If your rip is mostly just for humor, you probably only want to play one loop and then fade out at the start of the second loop. If your rip is musically pleasing to listen to, you probably want to let it play two full loops before you fade out—this is standard for video game music OSTs.
While you may not be the type of person who insists on only listening to FLAC, it is worthwhile to keep a lossless copy of any music you create. This is useful if you ever want to put it onto an album, or if you lose the project files and you need to make some emergency post-production edits. (While we’re on the topic, you should archive your project files forever. You never know when you might need them.) Generally, you don’t want to save as MP3 until you’re totally done working on a rip, as every MP3 conversion will reduce the audio quality.

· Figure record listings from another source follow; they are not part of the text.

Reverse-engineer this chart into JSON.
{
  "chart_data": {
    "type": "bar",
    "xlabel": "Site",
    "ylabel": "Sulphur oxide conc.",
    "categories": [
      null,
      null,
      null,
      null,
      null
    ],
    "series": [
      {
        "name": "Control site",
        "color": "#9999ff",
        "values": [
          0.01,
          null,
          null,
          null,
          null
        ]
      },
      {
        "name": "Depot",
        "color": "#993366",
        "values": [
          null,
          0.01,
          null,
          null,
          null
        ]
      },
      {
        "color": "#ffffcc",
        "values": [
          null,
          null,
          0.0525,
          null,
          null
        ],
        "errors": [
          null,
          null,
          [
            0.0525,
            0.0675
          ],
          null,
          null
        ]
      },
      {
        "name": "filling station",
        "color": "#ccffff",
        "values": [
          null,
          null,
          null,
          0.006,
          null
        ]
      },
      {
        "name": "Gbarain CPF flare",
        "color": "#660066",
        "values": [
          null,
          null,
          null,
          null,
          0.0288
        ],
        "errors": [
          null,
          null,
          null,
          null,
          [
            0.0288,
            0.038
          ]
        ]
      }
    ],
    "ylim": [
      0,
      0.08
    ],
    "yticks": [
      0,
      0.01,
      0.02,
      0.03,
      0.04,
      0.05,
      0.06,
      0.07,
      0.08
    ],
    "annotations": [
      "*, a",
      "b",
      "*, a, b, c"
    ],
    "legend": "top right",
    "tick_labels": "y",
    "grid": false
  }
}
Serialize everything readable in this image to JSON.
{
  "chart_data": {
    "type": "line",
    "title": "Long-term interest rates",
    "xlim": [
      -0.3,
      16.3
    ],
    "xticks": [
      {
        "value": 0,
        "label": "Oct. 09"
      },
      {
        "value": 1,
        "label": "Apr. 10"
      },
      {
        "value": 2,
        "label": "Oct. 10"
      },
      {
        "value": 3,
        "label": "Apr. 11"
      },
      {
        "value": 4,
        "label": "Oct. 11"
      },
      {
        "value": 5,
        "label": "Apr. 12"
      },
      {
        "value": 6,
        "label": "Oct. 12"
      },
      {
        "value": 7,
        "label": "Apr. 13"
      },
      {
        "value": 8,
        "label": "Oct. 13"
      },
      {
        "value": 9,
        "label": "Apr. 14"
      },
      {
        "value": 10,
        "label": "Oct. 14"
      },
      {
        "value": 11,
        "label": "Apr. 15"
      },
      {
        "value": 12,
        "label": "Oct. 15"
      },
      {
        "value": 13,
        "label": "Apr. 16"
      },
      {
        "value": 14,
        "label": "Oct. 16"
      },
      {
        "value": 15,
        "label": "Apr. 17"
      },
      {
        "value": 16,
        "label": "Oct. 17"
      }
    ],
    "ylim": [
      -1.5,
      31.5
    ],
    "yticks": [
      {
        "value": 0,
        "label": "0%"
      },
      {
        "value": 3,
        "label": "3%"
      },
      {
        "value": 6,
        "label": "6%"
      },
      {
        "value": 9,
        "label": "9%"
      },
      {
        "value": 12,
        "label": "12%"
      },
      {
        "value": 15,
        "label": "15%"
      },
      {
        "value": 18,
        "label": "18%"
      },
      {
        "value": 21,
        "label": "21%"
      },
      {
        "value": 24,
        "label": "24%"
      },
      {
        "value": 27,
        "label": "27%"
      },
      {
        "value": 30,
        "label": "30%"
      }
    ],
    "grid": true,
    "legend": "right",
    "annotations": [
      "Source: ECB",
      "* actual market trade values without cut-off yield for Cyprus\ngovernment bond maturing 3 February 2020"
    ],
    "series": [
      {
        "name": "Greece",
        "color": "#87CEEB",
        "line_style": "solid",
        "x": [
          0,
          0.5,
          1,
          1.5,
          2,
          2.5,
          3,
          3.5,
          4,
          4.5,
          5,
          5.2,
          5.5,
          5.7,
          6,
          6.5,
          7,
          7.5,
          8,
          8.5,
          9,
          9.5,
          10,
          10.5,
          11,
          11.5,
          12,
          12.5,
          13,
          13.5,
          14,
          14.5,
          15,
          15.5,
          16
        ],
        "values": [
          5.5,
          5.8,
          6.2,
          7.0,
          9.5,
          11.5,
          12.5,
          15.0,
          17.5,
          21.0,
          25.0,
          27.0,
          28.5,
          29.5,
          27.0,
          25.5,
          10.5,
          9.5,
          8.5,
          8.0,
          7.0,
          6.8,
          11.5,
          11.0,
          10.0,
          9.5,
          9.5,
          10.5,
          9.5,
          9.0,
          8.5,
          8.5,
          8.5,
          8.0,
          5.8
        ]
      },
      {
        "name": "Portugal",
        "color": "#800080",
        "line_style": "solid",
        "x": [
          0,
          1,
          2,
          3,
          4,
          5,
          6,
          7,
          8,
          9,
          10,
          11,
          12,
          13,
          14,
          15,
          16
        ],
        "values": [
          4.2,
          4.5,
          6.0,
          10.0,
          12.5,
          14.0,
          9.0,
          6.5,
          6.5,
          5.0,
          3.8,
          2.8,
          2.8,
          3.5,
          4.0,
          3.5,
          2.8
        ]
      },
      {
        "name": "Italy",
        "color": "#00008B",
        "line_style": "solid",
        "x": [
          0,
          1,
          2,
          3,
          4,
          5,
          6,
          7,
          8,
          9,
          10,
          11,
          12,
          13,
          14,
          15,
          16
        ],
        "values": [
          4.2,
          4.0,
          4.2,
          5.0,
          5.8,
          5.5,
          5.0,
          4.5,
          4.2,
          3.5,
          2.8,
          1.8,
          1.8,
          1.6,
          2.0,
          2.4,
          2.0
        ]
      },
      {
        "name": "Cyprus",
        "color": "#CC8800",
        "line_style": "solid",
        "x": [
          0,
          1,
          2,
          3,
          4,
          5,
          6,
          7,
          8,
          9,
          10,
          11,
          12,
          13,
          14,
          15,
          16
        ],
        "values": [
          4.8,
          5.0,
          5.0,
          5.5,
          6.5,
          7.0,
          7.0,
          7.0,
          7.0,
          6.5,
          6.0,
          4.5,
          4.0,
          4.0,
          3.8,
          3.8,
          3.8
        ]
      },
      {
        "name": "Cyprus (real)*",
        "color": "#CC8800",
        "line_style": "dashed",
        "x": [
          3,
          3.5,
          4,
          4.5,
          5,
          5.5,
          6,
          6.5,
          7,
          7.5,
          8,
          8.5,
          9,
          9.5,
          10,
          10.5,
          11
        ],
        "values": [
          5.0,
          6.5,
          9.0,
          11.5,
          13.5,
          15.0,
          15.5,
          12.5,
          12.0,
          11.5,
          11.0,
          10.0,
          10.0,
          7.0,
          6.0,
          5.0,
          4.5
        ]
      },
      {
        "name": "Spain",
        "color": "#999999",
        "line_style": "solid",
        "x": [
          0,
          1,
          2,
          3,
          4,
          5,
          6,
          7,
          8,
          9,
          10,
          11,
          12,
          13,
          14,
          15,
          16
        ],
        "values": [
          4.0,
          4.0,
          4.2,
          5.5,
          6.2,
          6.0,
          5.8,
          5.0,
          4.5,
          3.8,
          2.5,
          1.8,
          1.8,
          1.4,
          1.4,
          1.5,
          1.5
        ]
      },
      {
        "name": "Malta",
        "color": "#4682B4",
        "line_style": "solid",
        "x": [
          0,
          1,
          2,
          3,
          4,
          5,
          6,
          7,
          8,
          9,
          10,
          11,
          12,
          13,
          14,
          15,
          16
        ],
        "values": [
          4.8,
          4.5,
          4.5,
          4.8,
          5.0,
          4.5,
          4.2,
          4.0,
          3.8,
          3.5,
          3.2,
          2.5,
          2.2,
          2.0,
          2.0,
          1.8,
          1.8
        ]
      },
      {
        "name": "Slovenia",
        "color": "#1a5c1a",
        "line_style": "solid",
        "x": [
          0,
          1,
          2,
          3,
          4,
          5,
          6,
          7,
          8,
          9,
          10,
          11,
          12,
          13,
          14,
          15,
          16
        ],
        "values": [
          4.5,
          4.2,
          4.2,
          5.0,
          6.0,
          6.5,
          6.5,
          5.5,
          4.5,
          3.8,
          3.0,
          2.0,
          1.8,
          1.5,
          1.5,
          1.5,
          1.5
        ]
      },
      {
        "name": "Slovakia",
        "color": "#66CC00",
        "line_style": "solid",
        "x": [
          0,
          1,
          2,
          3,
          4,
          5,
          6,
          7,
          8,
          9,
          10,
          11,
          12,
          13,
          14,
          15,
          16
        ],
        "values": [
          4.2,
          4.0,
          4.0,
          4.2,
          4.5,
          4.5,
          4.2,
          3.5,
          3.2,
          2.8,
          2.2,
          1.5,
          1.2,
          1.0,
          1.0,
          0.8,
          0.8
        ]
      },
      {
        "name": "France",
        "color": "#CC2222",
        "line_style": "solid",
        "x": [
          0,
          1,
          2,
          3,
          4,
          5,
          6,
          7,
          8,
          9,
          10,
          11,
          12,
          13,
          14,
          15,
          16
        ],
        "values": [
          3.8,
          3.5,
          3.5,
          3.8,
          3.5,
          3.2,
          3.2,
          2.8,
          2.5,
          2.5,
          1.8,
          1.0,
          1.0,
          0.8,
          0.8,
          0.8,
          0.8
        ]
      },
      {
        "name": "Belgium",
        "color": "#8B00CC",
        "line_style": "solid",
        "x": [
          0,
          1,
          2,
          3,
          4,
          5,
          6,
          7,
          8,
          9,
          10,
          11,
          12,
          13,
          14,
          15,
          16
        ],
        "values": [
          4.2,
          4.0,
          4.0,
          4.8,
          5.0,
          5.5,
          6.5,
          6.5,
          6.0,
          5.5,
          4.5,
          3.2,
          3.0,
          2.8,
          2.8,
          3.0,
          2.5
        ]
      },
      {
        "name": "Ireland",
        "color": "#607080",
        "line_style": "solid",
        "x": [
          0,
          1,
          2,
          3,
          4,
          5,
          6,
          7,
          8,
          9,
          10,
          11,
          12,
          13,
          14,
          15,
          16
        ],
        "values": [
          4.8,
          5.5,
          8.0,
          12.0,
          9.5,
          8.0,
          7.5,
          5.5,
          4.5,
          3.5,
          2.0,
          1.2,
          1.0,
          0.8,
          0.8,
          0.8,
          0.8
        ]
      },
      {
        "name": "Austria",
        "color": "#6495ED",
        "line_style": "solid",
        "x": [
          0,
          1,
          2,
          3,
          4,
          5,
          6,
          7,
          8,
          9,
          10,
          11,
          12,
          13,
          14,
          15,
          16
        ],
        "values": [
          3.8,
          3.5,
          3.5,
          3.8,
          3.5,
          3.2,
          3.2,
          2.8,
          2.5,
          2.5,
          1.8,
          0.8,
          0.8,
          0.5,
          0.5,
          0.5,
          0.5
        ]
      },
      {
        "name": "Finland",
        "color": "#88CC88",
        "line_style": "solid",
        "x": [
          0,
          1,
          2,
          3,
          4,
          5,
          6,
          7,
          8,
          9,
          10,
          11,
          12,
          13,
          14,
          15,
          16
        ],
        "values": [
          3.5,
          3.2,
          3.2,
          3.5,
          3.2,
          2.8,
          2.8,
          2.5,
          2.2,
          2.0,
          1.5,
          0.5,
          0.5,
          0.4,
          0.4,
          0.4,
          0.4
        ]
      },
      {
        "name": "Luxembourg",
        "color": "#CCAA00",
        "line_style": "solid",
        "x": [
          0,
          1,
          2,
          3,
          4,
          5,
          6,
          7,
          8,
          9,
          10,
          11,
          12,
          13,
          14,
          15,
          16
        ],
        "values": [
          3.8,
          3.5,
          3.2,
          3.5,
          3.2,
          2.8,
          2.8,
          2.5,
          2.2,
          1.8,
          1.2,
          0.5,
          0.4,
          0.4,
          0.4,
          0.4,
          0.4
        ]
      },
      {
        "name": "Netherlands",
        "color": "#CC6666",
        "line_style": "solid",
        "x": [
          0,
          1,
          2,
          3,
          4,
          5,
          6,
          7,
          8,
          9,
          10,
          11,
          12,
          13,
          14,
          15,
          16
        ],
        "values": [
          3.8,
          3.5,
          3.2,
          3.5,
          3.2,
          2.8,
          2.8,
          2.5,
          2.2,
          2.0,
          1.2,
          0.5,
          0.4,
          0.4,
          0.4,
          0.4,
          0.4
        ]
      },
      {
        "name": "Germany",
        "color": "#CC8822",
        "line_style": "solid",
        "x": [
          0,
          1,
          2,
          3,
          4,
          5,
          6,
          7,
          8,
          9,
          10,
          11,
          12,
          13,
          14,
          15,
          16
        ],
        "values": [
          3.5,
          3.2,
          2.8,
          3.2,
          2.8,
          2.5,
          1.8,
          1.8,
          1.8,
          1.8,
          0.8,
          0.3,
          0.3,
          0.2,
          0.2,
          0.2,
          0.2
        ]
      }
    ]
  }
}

Once is acceptable and not noticeable, but compressing it twice is to be avoided.
So yes, any renders you do should be in a lossless format like WAV or FLAC unless you’re spitting out a quick work-in-progress or preview. It’s pretty standard to render with a sample rate of 44100Hz and 16 bits per sample. You can go higher but there’s really no need.
Once you have a lossless render, you should then either re-render in MP3, or use Audacity or foobar2000 to convert the lossless render to MP3. I tend to render MP3s as V0, which is the highest quality variable bitrate encoding the format allows. What the “best” bitrate is is a heated and ongoing debate that nobody really agrees on, so honestly, it’s best to offer lossless downloads in addition to some “good enough” lossy option such as V0 MP3 so the people who really care can get it and transcode to whatever bitrate they personally like best.